12.06.2021, 2269 Zeichen
Aus dem Equity weekly der Erste Group: "Der globale Aktienmarktindex legte in der letzten Woche in EUR um +0,2% zu. Der S&P 500 notierte in EUR wenig verändert (+0,1%). Der Stoxx 600 stieg um +0,4%, der Nikkei notierte unverändert. Der globale Schwellenländerindex fiel in EUR um -0,3%.

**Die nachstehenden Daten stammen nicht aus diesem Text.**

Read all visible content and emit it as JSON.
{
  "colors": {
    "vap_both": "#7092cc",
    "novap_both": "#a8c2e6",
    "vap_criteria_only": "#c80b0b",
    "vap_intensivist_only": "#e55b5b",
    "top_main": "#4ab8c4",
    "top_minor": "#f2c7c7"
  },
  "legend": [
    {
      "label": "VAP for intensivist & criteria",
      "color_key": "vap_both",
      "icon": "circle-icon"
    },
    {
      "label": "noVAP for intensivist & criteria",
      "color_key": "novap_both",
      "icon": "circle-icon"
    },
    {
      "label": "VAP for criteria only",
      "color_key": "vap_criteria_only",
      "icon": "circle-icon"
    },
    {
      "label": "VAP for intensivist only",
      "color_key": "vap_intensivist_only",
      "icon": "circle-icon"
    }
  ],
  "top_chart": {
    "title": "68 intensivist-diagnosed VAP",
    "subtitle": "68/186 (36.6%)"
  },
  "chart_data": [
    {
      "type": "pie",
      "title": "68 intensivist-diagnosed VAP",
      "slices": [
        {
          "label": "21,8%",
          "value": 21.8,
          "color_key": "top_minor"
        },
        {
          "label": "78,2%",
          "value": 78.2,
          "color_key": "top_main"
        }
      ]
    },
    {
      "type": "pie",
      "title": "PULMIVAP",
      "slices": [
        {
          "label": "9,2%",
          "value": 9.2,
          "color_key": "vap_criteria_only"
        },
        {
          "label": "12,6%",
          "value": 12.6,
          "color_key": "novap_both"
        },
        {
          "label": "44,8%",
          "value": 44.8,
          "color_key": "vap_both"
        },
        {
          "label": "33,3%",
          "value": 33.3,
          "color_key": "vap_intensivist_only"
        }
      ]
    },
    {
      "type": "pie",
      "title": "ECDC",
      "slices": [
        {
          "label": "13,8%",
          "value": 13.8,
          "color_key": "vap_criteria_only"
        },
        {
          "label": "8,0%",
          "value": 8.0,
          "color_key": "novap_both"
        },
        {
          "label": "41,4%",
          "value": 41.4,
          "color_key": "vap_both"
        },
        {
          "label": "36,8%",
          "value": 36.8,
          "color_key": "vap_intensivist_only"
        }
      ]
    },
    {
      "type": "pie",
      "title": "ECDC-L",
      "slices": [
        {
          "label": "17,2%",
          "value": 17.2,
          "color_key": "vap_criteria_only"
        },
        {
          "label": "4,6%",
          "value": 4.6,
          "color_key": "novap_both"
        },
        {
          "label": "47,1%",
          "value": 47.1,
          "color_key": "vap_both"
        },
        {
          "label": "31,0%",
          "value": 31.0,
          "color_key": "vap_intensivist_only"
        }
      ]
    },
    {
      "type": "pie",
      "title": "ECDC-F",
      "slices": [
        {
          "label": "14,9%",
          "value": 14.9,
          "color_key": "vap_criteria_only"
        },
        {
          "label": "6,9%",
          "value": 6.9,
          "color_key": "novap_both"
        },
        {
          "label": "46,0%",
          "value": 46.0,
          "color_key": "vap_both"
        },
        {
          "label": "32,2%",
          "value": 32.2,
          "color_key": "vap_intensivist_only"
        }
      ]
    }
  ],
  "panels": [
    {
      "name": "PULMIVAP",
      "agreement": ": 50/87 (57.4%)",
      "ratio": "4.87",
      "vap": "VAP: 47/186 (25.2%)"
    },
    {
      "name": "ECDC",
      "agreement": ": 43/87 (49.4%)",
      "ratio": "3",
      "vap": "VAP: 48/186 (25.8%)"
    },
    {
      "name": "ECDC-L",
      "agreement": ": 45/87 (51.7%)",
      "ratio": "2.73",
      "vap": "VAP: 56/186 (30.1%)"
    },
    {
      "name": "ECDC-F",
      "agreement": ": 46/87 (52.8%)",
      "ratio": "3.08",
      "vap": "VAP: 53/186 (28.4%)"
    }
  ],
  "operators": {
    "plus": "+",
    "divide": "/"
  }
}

Die Energiepreise stiegen im Wochenverlauf an. Erdöl der Sorte Brent notierte um +2,2% höher. Der Preisanstieg seit Jahresbeginn beträgt +40%. Der am Donnerstag berichtete Anstieg der US-Konsumentenpreise auf 5% (j/j) fiel höher aus als vom Konsensus erwartet worden war. Die Reaktion des Goldpreises darauf war moderat positiv. Der Preisrückgang der Vortage wurde rasch ausgeglichen. Der Goldpreis legte im Wochenvergleich in EUR um +0,2% zu, der Silberpreis stieg in EUR um +0,6%.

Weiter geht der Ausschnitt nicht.